A library set is a named list you maintain once and reference everywhere. Change the list, and every template referencing it updates.

@Composites
@LocalAnaesthetics
@ImpressionMaterials

If your practice switches composite systems, you edit one library set rather than eleven templates.

5. { }: optional sections

Wrap a block in braces and it only appears if there is something to put in it. No empty headings, no “N/A” scattered through the note.

{Radiographs
[radiographs taken, type and teeth]
[radiographic findings]}

If no radiographs were taken, the whole block disappears.

6. ( ): instructions

Round brackets speak to Chairscribe, never to the reader. They never appear in the note. The most important instruction is the one that prevents invention:

(Only include if explicitly stated in the recording, context, or clinical note. Otherwise omit entirely. Never infer.)
Put this after anything clinically consequential. A note that invents an occlusion check you never performed is worse than a note that omits one.

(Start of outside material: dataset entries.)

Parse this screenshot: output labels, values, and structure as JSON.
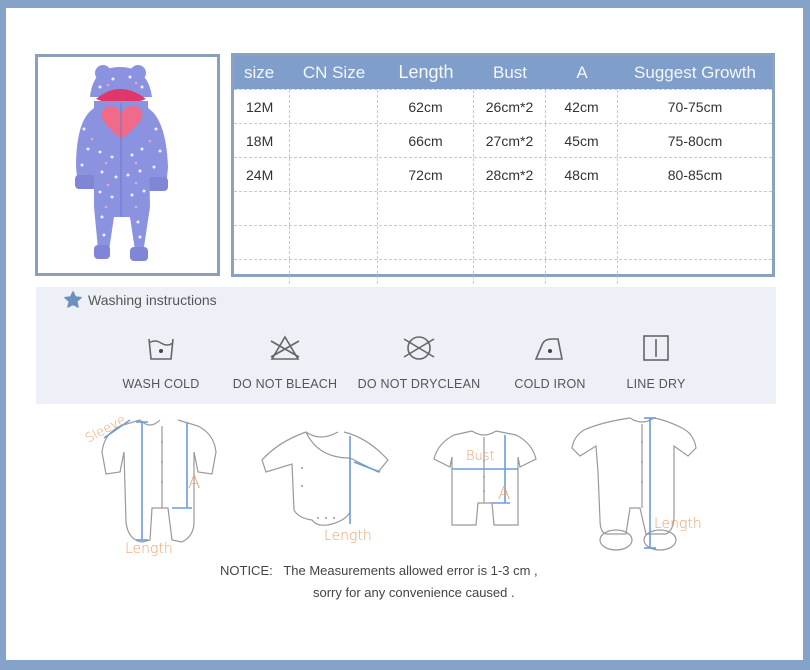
{
  "product_image": {
    "alt": "Purple polka-dot hooded baby romper with pink heart",
    "colors": {
      "body": "#8b93e0",
      "heart": "#f06a8a",
      "lining": "#e0366a"
    }
  },
  "size_table": {
    "headers": [
      "size",
      "CN Size",
      "Length",
      "Bust",
      "A",
      "Suggest Growth"
    ],
    "rows": [
      [
        "12M",
        "",
        "62cm",
        "26cm*2",
        "42cm",
        "70-75cm"
      ],
      [
        "18M",
        "",
        "66cm",
        "27cm*2",
        "45cm",
        "75-80cm"
      ],
      [
        "24M",
        "",
        "72cm",
        "28cm*2",
        "48cm",
        "80-85cm"
      ],
      [
        "",
        "",
        "",
        "",
        "",
        ""
      ],
      [
        "",
        "",
        "",
        "",
        "",
        ""
      ],
      [
        "",
        "",
        "",
        "",
        "",
        ""
      ]
    ],
    "header_color": "#7f9fca"
  },
  "washing": {
    "title": "Washing instructions",
    "title_icon": "star-icon",
    "items": [
      {
        "icon": "wash-cold-icon",
        "label": "WASH COLD"
      },
      {
        "icon": "do-not-bleach-icon",
        "label": "DO NOT BLEACH"
      },
      {
        "icon": "do-not-dryclean-icon",
        "label": "DO NOT DRYCLEAN"
      },
      {
        "icon": "cold-iron-icon",
        "label": "COLD IRON"
      },
      {
        "icon": "line-dry-icon",
        "label": "LINE DRY"
      }
    ]
  },
  "diagrams": {
    "labels": {
      "sleeve": "Sleeve",
      "length1": "Length",
      "a1": "A",
      "length2": "Length",
      "bust": "Bust",
      "a2": "A",
      "length3": "Length"
    }
  },
  "notice": {
    "line1": "NOTICE:   The Measurements allowed error is 1-3 cm ,",
    "line2": "sorry for any convenience caused ."
  }
}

Instructions also control format and set conditions:

[post-operative instructions] (Write as a bulleted list. Include only advice actually given.)

[anaesthetic] (if LA administered, record agent, volume, and technique. Otherwise omit.)

Putting it together

A simplified composite restoration template, recorded against a real appointment, drafts something like:

Examination: 12, incisal. Fractured incisal edge, extending into dentine, no pulpal involvement. Vitality testing positive. Treatment: No LA required. Cotton roll isolation. Restored 12 incisal with Estelite Sigma Quick, shade A2. Occlusion checked and adjusted. Post-operative instructions: Avoid biting directly on the tooth for 24 hours. Contact the practice if sensitivity persists beyond two weeks.

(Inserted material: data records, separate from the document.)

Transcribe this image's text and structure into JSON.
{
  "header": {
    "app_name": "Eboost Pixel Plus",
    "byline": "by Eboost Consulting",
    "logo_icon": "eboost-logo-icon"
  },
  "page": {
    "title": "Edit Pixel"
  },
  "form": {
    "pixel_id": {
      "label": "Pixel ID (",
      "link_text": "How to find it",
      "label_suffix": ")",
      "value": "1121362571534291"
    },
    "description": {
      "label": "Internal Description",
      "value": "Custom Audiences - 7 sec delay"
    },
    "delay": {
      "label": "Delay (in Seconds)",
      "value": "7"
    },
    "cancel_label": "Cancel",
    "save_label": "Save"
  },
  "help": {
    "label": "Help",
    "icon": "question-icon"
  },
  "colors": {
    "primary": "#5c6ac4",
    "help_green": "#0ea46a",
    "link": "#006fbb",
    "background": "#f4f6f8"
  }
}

Building your first template

  • Start from a note you already write. Take a real one, strip the patient details, and use it as the shape.
  • Describe it in plain language. The template builder takes a description and drafts the structure; you don’t need to write the syntax yourself to start.
  • Read the sample output, not the structure. The sample is what your dentists will see. If the sample is right, the structure is right.
  • Test it on a real appointment. Templates look fine in the abstract and reveal their gaps the moment a real patient says something unexpected.

Tips for success

Do

  • Start with one template you’ll use ten times a week, not eleven you’ll use once.
  • Put the safety instruction after every clinical fill: (Only include if explicitly stated…).
  • Use { } liberally. Empty sections make a note look careless.
  • Use @ library sets for anything the practice might change.
  • Be specific inside [fills]. The fill is a brief, not a label.

Avoid

  • Don’t put examples inside a fill. [shade], not [shade e.g. A2, A3].
  • Don’t skip the safety instruction. It keeps invented findings out of a legal record.
  • Don’t over-engineer. A simple template your dentists actually use beats a perfect one they abandon.
  • Don’t build a template for an appointment type you see twice a year.

Glossary

TermDefinition
TemplateThe structure a note is drafted into.
Fill [ ]A description of the information that belongs in this position.
Choice [a/b]A constrained decision between defined options.
Library set @NameA named, reusable list of options maintained in one place.
Optional section { }A block that appears only when it has content.
Instruction ( )Guidance to Chairscribe; never appears in the note.
TranscriptWhat was said during the appointment.
ContextMaterial provided before recording.